Malachite is typically found as crystalline aggregates or crusts, often banded in appearance, like agates. It is also often found as botryoidal clusters of radiating crystals, and as mammillary aggregates as well. Single crystals and clusters of distinguishable crystals are uncommon, but when found they are typically acicular to prismatic. It is also frequently found as a pseudomorph after Azurite crystals, which are generally more tabular in shape.
This particular specimen was recovered from the Burra Burra Copper Mine in Burra, South Australia. Otherwise known as the 'Monster Mine', the Burra Burra Copper Mine was first established in 1848 upon the discovery of copper deposits in 1845. Within a few short years, people from around the world migrated to Burra to lay their claim in the copper economy. By April 1848 the mine was employing over 567 people and supporting a population of 1,500 in the local township. Up until 1860, the mine was the largest metals mine in Australia, producing approximately 50,000 tonnes of copper between 1845 to its closure in 1877.

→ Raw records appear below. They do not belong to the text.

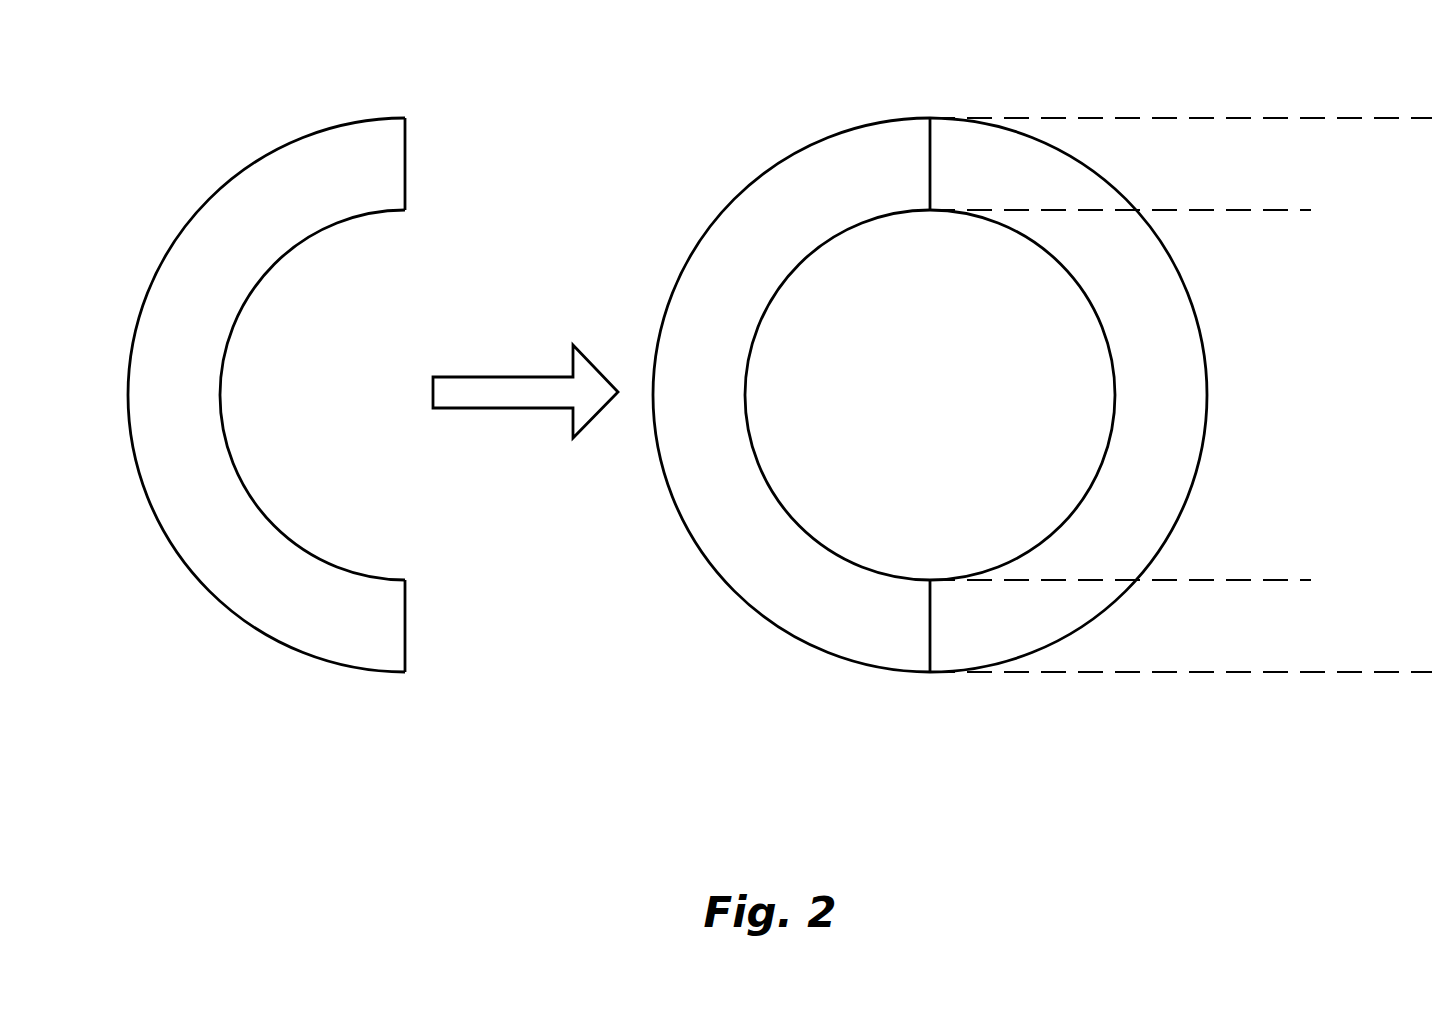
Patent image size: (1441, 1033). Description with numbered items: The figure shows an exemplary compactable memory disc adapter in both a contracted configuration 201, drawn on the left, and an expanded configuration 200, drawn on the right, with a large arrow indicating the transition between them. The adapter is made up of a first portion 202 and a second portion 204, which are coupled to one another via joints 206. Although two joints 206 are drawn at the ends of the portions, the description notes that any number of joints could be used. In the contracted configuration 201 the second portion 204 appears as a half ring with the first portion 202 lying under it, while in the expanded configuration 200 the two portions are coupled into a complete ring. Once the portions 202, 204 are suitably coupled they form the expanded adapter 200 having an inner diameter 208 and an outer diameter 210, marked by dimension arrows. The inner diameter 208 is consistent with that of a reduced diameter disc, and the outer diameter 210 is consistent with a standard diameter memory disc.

The expanded configuration 200 is at (646, 438).
The contracted configuration 201 is at (656, 447).
The first portion 202 is at (673, 410).
The second portion 204 is at (228, 300).
The joints 206 is at (405, 163).
The inner diameter 208 is at (1299, 232).
The outer diameter 210 is at (1415, 140).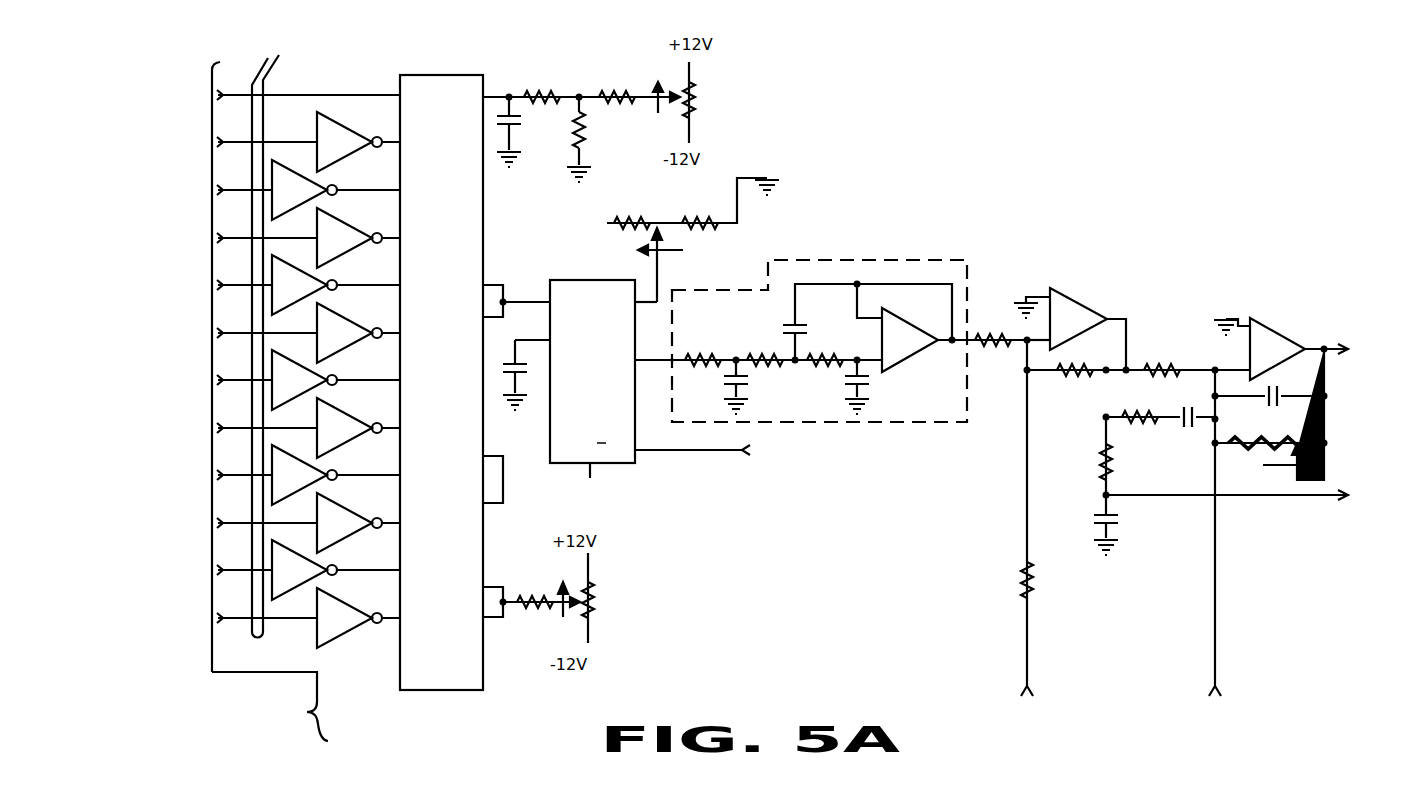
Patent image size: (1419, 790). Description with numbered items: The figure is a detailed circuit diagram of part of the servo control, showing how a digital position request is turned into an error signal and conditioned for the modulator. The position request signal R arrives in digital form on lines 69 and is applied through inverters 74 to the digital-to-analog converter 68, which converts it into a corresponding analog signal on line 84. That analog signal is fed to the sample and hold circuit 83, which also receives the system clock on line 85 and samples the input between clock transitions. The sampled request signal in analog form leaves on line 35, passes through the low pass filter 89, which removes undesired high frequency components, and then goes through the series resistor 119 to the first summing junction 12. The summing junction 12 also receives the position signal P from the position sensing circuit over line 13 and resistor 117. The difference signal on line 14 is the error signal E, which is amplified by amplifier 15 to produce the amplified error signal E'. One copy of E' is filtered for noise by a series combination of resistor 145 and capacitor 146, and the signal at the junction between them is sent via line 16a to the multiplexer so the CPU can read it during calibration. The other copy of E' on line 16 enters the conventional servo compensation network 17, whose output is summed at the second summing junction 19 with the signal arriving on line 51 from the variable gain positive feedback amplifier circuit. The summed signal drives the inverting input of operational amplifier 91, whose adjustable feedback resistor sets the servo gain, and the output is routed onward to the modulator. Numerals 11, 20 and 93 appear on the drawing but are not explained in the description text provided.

The lines 69 is at (264, 399).
The inverters 74 is at (318, 188).
The digital-to-analog (D/A) converter 68 is at (440, 75).
The line 84 is at (526, 292).
The sample and hold (S/H) circuit 83 is at (588, 280).
The line 85 is at (676, 452).
The line 35 is at (648, 358).
The low pass filter 89 is at (905, 264).
The series resistor 119 is at (985, 330).
The first summing junction 12 is at (1025, 336).
The node connection line 11 is at (1016, 355).
The amplifier 15 is at (1072, 300).
The line 14 is at (1040, 345).
The line 16 is at (1130, 338).
The second summing junction 19 is at (1215, 366).
The line 51 is at (1215, 567).
The operational amplifier 91 is at (1270, 330).
The output line to 80 20 is at (1333, 343).
The potentiometer 93 is at (1298, 441).
The servo compensation network 17 is at (1152, 430).
The resistor 145 is at (1100, 462).
The capacitor 146 is at (1098, 512).
The line 16a is at (1320, 500).
The resistor 117 is at (1033, 588).
The line 13 is at (1027, 640).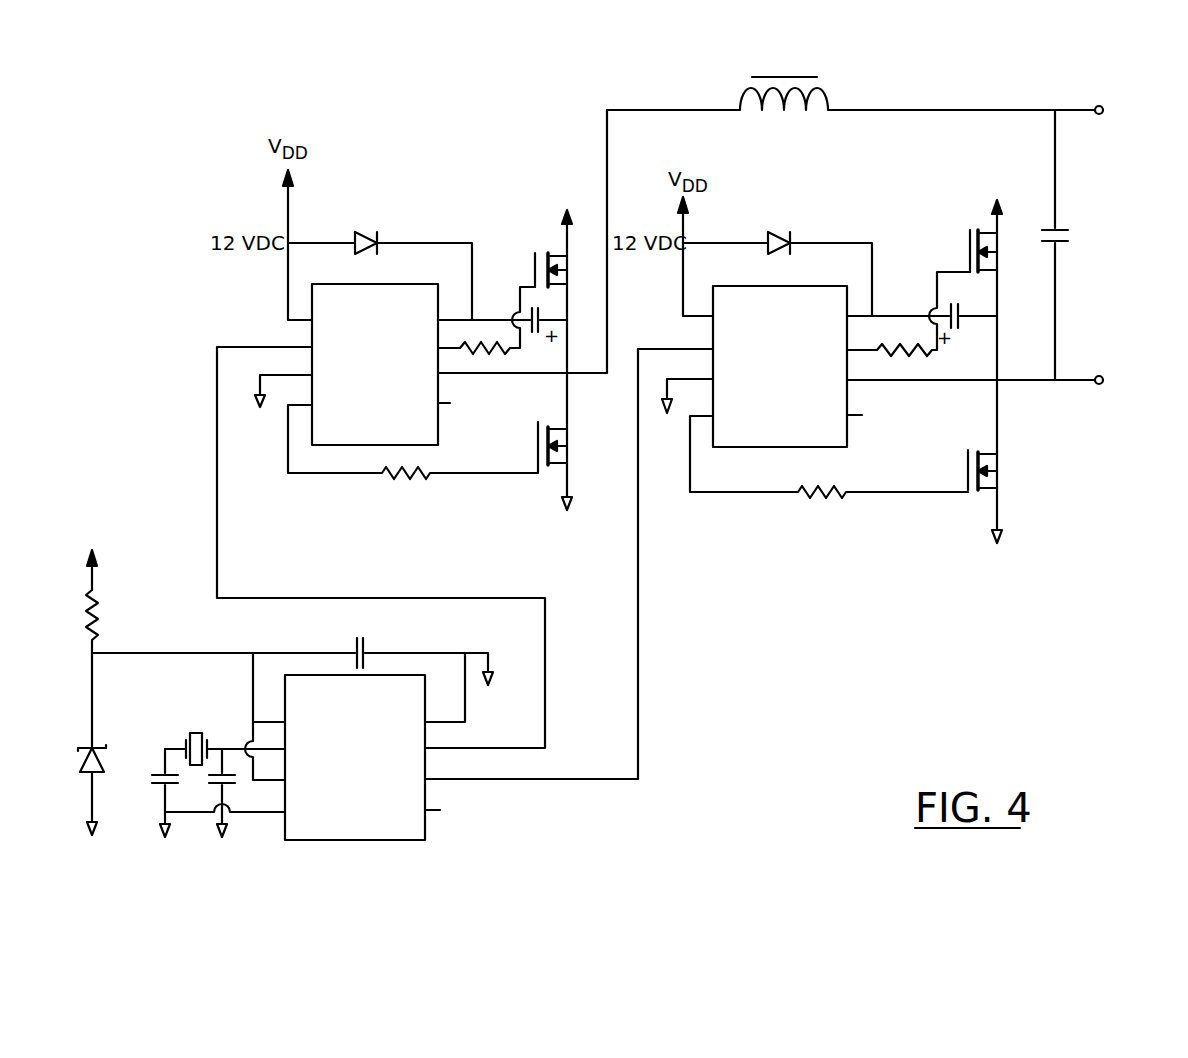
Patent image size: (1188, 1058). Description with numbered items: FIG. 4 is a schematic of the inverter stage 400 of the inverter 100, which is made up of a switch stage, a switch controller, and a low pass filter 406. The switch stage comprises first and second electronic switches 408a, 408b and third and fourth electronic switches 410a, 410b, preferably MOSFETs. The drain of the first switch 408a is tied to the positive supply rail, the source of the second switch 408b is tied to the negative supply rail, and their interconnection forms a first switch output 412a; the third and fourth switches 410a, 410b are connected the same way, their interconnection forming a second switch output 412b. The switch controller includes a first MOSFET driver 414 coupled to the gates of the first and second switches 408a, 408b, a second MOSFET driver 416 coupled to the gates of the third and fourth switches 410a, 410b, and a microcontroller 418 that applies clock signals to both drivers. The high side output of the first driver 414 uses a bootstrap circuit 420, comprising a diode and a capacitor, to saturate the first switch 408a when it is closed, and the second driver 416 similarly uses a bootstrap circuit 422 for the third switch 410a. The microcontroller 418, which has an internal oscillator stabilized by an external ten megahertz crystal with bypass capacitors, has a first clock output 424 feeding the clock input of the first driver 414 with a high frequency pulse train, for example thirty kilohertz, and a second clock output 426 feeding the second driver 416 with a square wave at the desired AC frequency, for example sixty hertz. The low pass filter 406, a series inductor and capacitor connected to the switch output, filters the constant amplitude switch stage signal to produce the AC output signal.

The inverter stage 400 is at (284, 707).
The low pass filter 406 is at (1011, 104).
The first electronic switch 408a is at (534, 262).
The second electronic switch 408b is at (538, 452).
The third electronic switch 410a is at (968, 252).
The fourth electronic switch 410b is at (968, 463).
The first switch output 412a is at (597, 377).
The second switch output 412b is at (1053, 383).
The first MOSFET driver 414 is at (404, 431).
The second MOSFET driver 416 is at (802, 434).
The microcontroller 418 is at (377, 822).
The bootstrap circuit 420 is at (404, 204).
The bootstrap circuit 422 is at (842, 224).
The first clock output 424 is at (547, 680).
The second clock output 426 is at (640, 686).
The inverter 100 is at (1159, 230).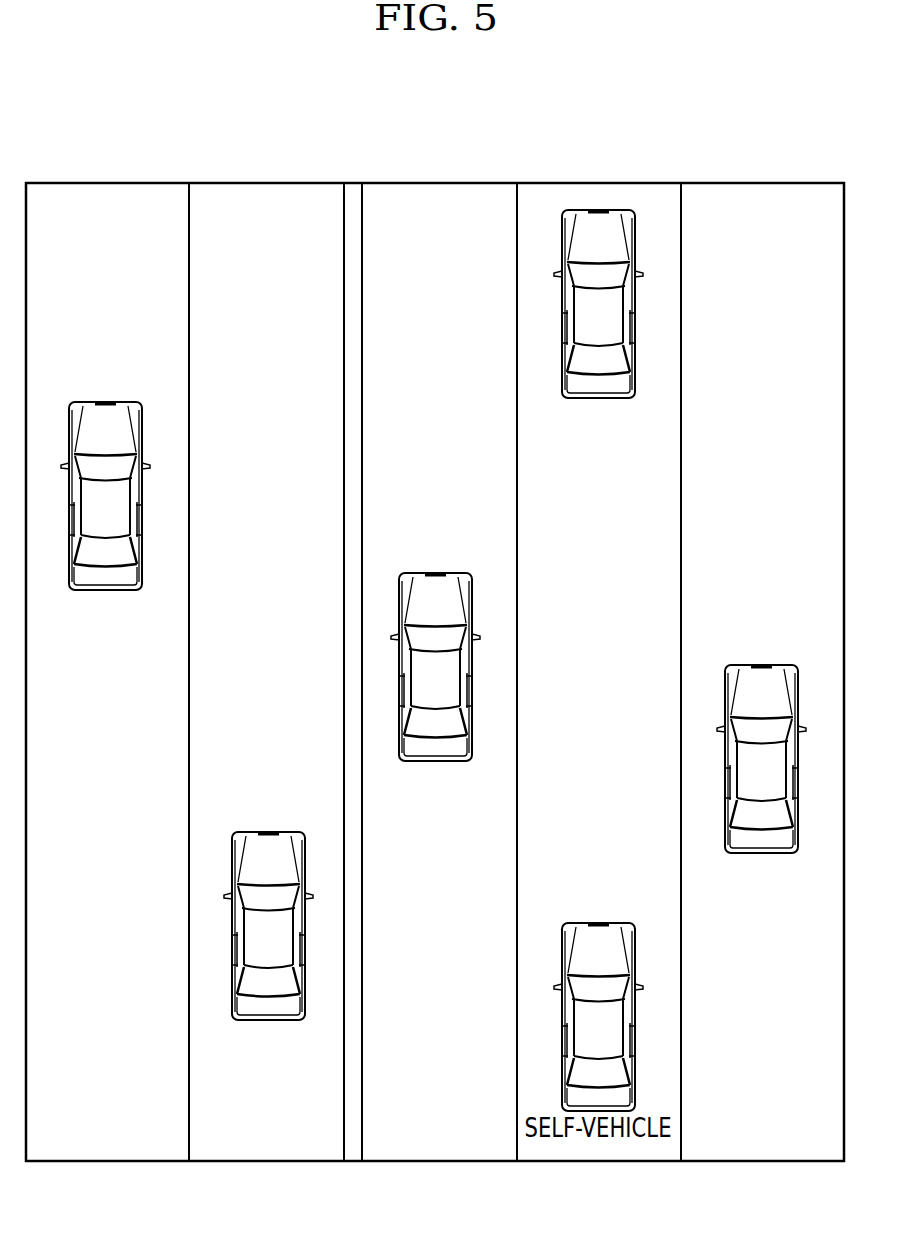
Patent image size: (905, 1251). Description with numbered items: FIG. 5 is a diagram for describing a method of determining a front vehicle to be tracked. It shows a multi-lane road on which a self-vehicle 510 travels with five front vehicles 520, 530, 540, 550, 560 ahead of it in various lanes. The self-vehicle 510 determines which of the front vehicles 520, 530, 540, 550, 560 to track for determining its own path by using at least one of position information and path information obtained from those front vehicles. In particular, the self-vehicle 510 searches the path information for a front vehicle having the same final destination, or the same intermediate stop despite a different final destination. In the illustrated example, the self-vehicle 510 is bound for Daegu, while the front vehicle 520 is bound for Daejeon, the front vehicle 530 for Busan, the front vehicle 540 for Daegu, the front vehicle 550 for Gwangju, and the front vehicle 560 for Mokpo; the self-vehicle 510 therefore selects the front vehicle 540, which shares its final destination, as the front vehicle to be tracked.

The Burra Burra Mine was also famous for a number of other specimens, including; crystalline azurite, cuprite, and botryoidal and malachite.
Malachite is considered a rare gemstone in that the original deposits for the stones have been depleted leaving behind very few sources. In addition, the use of Malachite as gemstones and sculptural materials remains just as popular today as they were throughout history. It is quite common to cut the stone into beads for jewellery. The fact that Malachite has such a rich colour and one that does not fade with time or when exposed to light makes it particularly rare.
This specimen is part of a larger collection of geological and mineral specimens collected from around Australia (and some parts of the world) and donated to the Burke Museum between 1868-1880. A large percentage of these specimens were collected in Victoria as part of the Geological Survey of Victoria that begun in 1852 (in response to the Gold Rush) to study and map the geology of Victoria. Collecting geological specimens was an important part of mapping and understanding the scientific makeup of the earth. Many of these specimens were sent to research and collecting organisations across Australia, including the Burke Museum, to educate and encourage further study.
A solid hand-sized copper carbonate hydroxide mineral with shades of blue and light green throughout.